项目概要铁死亡是最近发现的一种程序性细胞死亡途径，涉及铁和反应性细胞死亡。氧物质（ROS）。铁死亡不同于细胞凋亡、自噬和其他形式的细胞死亡。虽然它最初是在癌症中发现的，现在它与多种神经系统疾病有关，包括阿尔茨海默病疾病（AD）。铁死亡的标志，例如脂质过氧化和铁失调，早已被观察到 AD 患者的大脑样本中。 AD 小鼠模型的遗传研究也支持了 AD 的重要作用神经元死亡中的铁死亡。因此，显然需要更好地阐明监管途径铁死亡在 AD 中发挥作用。我们最近发现了一种新的调节程序，可以调节铁死亡癌细胞中的细胞死亡。该途径特别有趣，因为它涉及反义 RNA 作为基础母调节器。我们将这种反义 RNA 命名为 NQO1-AS，因为它是从正链与基因 NQO1 的 3'UTR 重合。 NQO1 是一种氧化还原蛋白，我们已经证明 NQO1-AS 通过结合和稳定 NQO1 mRNA 来调节细胞的氧化还原状态。更多的重要的是，NQO1-AS/NQO1 调节轴在铁死亡中发挥作用。

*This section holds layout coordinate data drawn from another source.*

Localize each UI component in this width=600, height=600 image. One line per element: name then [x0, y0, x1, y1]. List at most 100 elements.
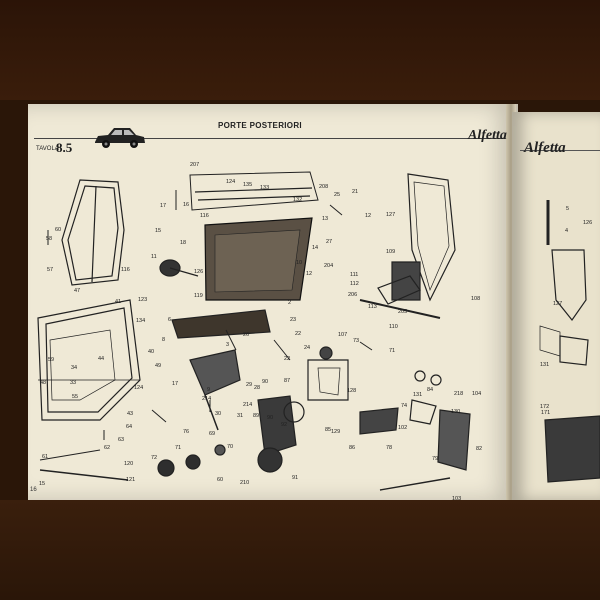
part-callout: 132 — [293, 197, 303, 203]
door-frame-right — [407, 173, 456, 302]
part-callout: 116 — [200, 213, 209, 219]
part-callout: 116 — [121, 267, 130, 273]
part-callout: 11 — [151, 254, 157, 260]
part-callout: 126 — [194, 269, 204, 275]
part-callout: 3 — [226, 342, 230, 348]
part-callout: 28 — [254, 385, 261, 391]
part-callout: 59 — [48, 357, 55, 363]
part-callout: 76 — [183, 429, 190, 435]
part-callout: 60 — [217, 477, 224, 483]
part-callout: 171 — [541, 410, 551, 416]
book-gutter — [506, 104, 516, 500]
part-callout: 58 — [46, 236, 53, 242]
part-callout: 18 — [180, 240, 187, 246]
part-callout: 44 — [98, 356, 105, 362]
part-callout: 108 — [471, 296, 481, 302]
part-callout: 57 — [47, 267, 54, 273]
part-callout: 130 — [451, 409, 461, 415]
part-callout: 91 — [292, 475, 299, 481]
part-callout: 87 — [284, 378, 291, 384]
part-callout: 129 — [331, 429, 341, 435]
part-callout: 48 — [40, 380, 47, 386]
part-callout: 5 — [566, 206, 570, 212]
part-callout: 119 — [194, 293, 203, 299]
part-callout: 206 — [348, 292, 358, 298]
part-callout: 40 — [148, 349, 155, 355]
part-callout: 2 — [288, 300, 292, 306]
part-callout: 16 — [183, 202, 190, 208]
part-callout: 71 — [175, 445, 182, 451]
part-callout: 172 — [540, 404, 550, 410]
part-callout: 111 — [350, 272, 359, 278]
part-callout: 90 — [262, 379, 269, 385]
part-callout: 61 — [42, 454, 49, 460]
part-callout: 207 — [190, 162, 200, 168]
part-callout: 9 — [207, 387, 211, 393]
part-callout: 208 — [319, 184, 329, 190]
part-callout: 126 — [583, 220, 593, 226]
part-callout: 82 — [476, 446, 483, 452]
part-callout: 25 — [334, 192, 341, 198]
part-callout: 17 — [160, 203, 167, 209]
part-callout: 124 — [134, 385, 144, 391]
header-rule-right — [520, 150, 600, 151]
window-glass — [189, 171, 319, 211]
part-callout: 84 — [427, 387, 434, 393]
part-callout: 41 — [115, 299, 122, 305]
tavola-label: TAVOLA — [36, 146, 59, 152]
part-callout: 218 — [454, 391, 464, 397]
part-callout: 127 — [386, 212, 396, 218]
part-callout: 85 — [325, 427, 332, 433]
part-callout: 30 — [215, 411, 222, 417]
part-callout: 104 — [472, 391, 482, 397]
part-callout: 69 — [209, 431, 216, 437]
car-silhouette-icon — [95, 128, 145, 148]
part-callout: 214 — [202, 396, 212, 402]
part-callout: 4 — [565, 228, 569, 234]
part-callout: 27 — [326, 239, 333, 245]
part-callout: 14 — [312, 245, 319, 251]
part-callout: 72 — [151, 455, 158, 461]
part-callout: 33 — [70, 380, 77, 386]
part-callout: 23 — [290, 317, 297, 323]
part-callout: 92 — [281, 422, 288, 428]
part-callout: 107 — [338, 332, 348, 338]
part-callout: 102 — [398, 425, 408, 431]
part-callout: 121 — [126, 477, 136, 483]
part-callout: 133 — [260, 185, 270, 191]
brand-logo-left: Alfetta — [468, 128, 507, 143]
part-callout: 112 — [350, 281, 359, 287]
brand-logo-right: Alfetta — [524, 140, 566, 156]
part-callout: 131 — [540, 362, 550, 368]
window-regulator — [189, 349, 241, 396]
part-callout: 29 — [246, 382, 253, 388]
part-callout: 103 — [452, 496, 462, 502]
part-callout: 210 — [240, 480, 250, 486]
part-callout: 49 — [155, 363, 162, 369]
door-frame-upper — [61, 179, 125, 286]
part-callout: 113 — [368, 304, 377, 310]
part-callout: 110 — [389, 324, 398, 330]
part-callout: 63 — [118, 437, 125, 443]
part-callout: 71 — [389, 348, 396, 354]
part-callout: 55 — [72, 394, 79, 400]
part-callout: 73 — [353, 338, 360, 344]
part-callout: 26 — [243, 332, 250, 338]
part-callout: 31 — [237, 413, 244, 419]
part-callout: 10 — [296, 260, 303, 266]
part-callout: 135 — [243, 182, 253, 188]
part-callout: 15 — [155, 228, 162, 234]
part-callout: 12 — [365, 213, 372, 219]
part-callout: 134 — [136, 318, 146, 324]
part-callout: 79 — [432, 456, 439, 462]
part-callout: 34 — [71, 365, 78, 371]
part-callout: 6 — [168, 317, 172, 323]
part-callout: 12 — [306, 271, 313, 277]
part-callout: 128 — [347, 388, 357, 394]
lock-bracket — [307, 359, 349, 401]
part-callout: 120 — [124, 461, 134, 467]
part-callout: 60 — [55, 227, 62, 233]
part-callout: 109 — [386, 249, 396, 255]
part-callout: 131 — [413, 392, 423, 398]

我们已经证明沉默 NQO1-AS 或 NQO1 使细胞对氧化应激后的铁死亡细胞敏感。发现这一点后新途径，我们询问是否可以在其他生物系统中找到其活性的证据。有趣的，我们观察到阿尔茨海默病数据集中 NQO1 mRNA 表达和稳定性显着降低来自受这种病理影响最严重的大脑区域。即使在显微解剖中，这种减少仍然持续存在样本，控制一般神经元损失。鉴于这些发现，我们看到了参与的充分理由 AD 中 NQO1-NQO1-AS 的研究，因此我们已采取措施将癌细胞研究扩展到 iPSC- 阿尔茨海默病模型中衍生的神经元。本研究的成功完成将剖析 NQO1 介导的铁死亡在 AD 中的可能作用，并可能提供恢复 NQO1 的新治疗途径通过模拟 NQO1-AS 的合成寡核苷酸活性并恢复更高的 NQO1 活性。